Ellie Pavlick, a computer science professor at Brown who was not part of the research team, says the research highlights need for careful scientific study of AI systems deployed in mental health settings. Pavlick leads ARIA, a National Science Foundation AI research institute at Brown aimed at developing trustworthy AI assistants.

“The reality of AI today is that it’s far easier to build and deploy systems than to evaluate and understand them,” Pavlick says.

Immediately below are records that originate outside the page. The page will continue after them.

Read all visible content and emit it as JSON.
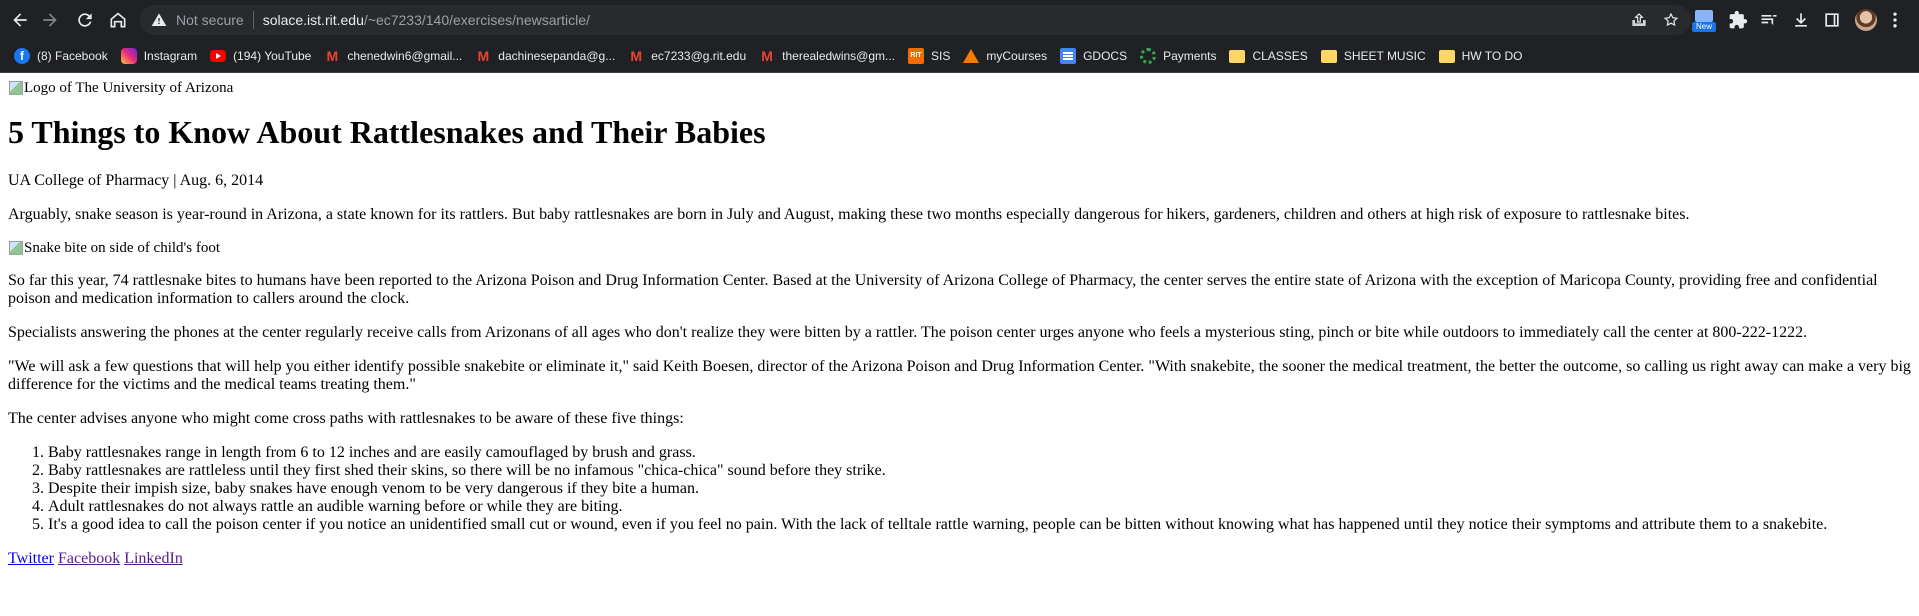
{
  "browser": {
    "security_label": "Not secure",
    "url_host": "solace.ist.rit.edu",
    "url_path": "/~ec7233/140/exercises/newsarticle/",
    "extension_badge": "New",
    "bookmarks": [
      {
        "label": "(8) Facebook",
        "icon": "facebook-icon"
      },
      {
        "label": "Instagram",
        "icon": "instagram-icon"
      },
      {
        "label": "(194) YouTube",
        "icon": "youtube-icon"
      },
      {
        "label": "chenedwin6@gmail...",
        "icon": "gmail-icon"
      },
      {
        "label": "dachinesepanda@g...",
        "icon": "gmail-icon"
      },
      {
        "label": "ec7233@g.rit.edu",
        "icon": "gmail-icon"
      },
      {
        "label": "therealedwins@gm...",
        "icon": "gmail-icon"
      },
      {
        "label": "SIS",
        "icon": "rit-icon",
        "icon_text": "RIT"
      },
      {
        "label": "myCourses",
        "icon": "mycourses-icon"
      },
      {
        "label": "GDOCS",
        "icon": "google-docs-icon"
      },
      {
        "label": "Payments",
        "icon": "payments-icon"
      },
      {
        "label": "CLASSES",
        "icon": "folder-icon"
      },
      {
        "label": "SHEET MUSIC",
        "icon": "folder-icon"
      },
      {
        "label": "HW TO DO",
        "icon": "folder-icon"
      }
    ]
  },
  "article": {
    "logo_alt": "Logo of The University of Arizona",
    "title": "5 Things to Know About Rattlesnakes and Their Babies",
    "byline": "UA College of Pharmacy | Aug. 6, 2014",
    "intro": "Arguably, snake season is year-round in Arizona, a state known for its rattlers. But baby rattlesnakes are born in July and August, making these two months especially dangerous for hikers, gardeners, children and others at high risk of exposure to rattlesnake bites.",
    "image_alt": "Snake bite on side of child's foot",
    "paragraphs": [
      "So far this year, 74 rattlesnake bites to humans have been reported to the Arizona Poison and Drug Information Center. Based at the University of Arizona College of Pharmacy, the center serves the entire state of Arizona with the exception of Maricopa County, providing free and confidential poison and medication information to callers around the clock.",
      "Specialists answering the phones at the center regularly receive calls from Arizonans of all ages who don't realize they were bitten by a rattler. The poison center urges anyone who feels a mysterious sting, pinch or bite while outdoors to immediately call the center at 800-222-1222.",
      "\"We will ask a few questions that will help you either identify possible snakebite or eliminate it,\" said Keith Boesen, director of the Arizona Poison and Drug Information Center. \"With snakebite, the sooner the medical treatment, the better the outcome, so calling us right away can make a very big difference for the victims and the medical teams treating them.\"",
      "The center advises anyone who might come cross paths with rattlesnakes to be aware of these five things:"
    ],
    "list": [
      "Baby rattlesnakes range in length from 6 to 12 inches and are easily camouflaged by brush and grass.",
      "Baby rattlesnakes are rattleless until they first shed their skins, so there will be no infamous \"chica-chica\" sound before they strike.",
      "Despite their impish size, baby snakes have enough venom to be very dangerous if they bite a human.",
      "Adult rattlesnakes do not always rattle an audible warning before or while they are biting.",
      "It's a good idea to call the poison center if you notice an unidentified small cut or wound, even if you feel no pain. With the lack of telltale rattle warning, people can be bitten without knowing what has happened until they notice their symptoms and attribute them to a snakebite."
    ],
    "share_links": [
      "Twitter",
      "Facebook",
      "LinkedIn"
    ]
  }
}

“This paper required a team of clinical experts and a study that lasted for more than a year in order to demonstrate these risks. Most work in AI today is evaluated using automatic metrics which, by design, are static and lack a human in the loop.”

She says the work could provide a template for future research on making AI safe for mental health support.

“There is a real opportunity for AI to play a role in combating the mental health crisis that our society is facing, but it’s of the utmost importance that we take the time to really critique and evaluate our systems every step of the way to avoid doing more harm than good,” Pavlick says.

“This work offers a good example of what that can look like.”

Source: Brown University

The post AI chatbots routinely violate mental health ethics standards appeared first on Futurity.

link

Q. What is the main concern with AI chatbots used for mental health advice?

A. AI chatbots can systematically violate ethical standards of practice established by organizations like the American Psychological Association, leading to potential harm to users.

Q. What types of ethical violations did the researchers identify in their study?

A. The researchers identified 15 ethical risks falling into five general categories: lack of contextual adaptation, poor therapeutic collaboration, deceptive empathy, unfair discrimination, and lack of safety and crisis management.

Q. How do prompts impact the output of LLMs in mental health settings?

A. Prompts are instructions given to the model to guide its behavior for achieving a specific task, helping to generate responses that align with evidence-based psychotherapy techniques.

Q. What is the key difference between human therapists and AI chatbots when it comes to accountability?

A. Human therapists have governing boards and mechanisms for providers to be held professionally liable for mistreatment and malpractice, whereas AI chatbots lack established regulatory frameworks.

Q. Does the study suggest that AI should not have a role in mental health treatment?

A. No, the study suggests that AI has the potential to help reduce barriers to care arising from the cost of treatment or the availability of trained professionals, but it highlights the need for thoughtful implementation and regulation.

Q. What is the main takeaway from the research team’s findings?

A. The researchers hope that their findings will make users more aware of the risks posed by current AI systems and encourage them to use prompts and strategies to mitigate these risks.

Q. Why is careful scientific study of AI systems deployed in mental health settings important?

A. Careful evaluation and understanding of AI systems are crucial because it’s far easier to build and deploy systems than to evaluate and understand them, which can lead to unintended consequences.

Q. What is the potential role of AI in combating the mental health crisis?

A. AI has the potential to play a role in combating the mental health crisis by providing accessible and affordable support, but it requires careful evaluation and regulation to avoid doing more harm than good.

Q. Who led the research team that conducted the study on AI chatbots and mental health ethics?

A. Zainab Iftikhar, a PhD candidate in computer science at Brown University, led the work alongside mental health practitioners.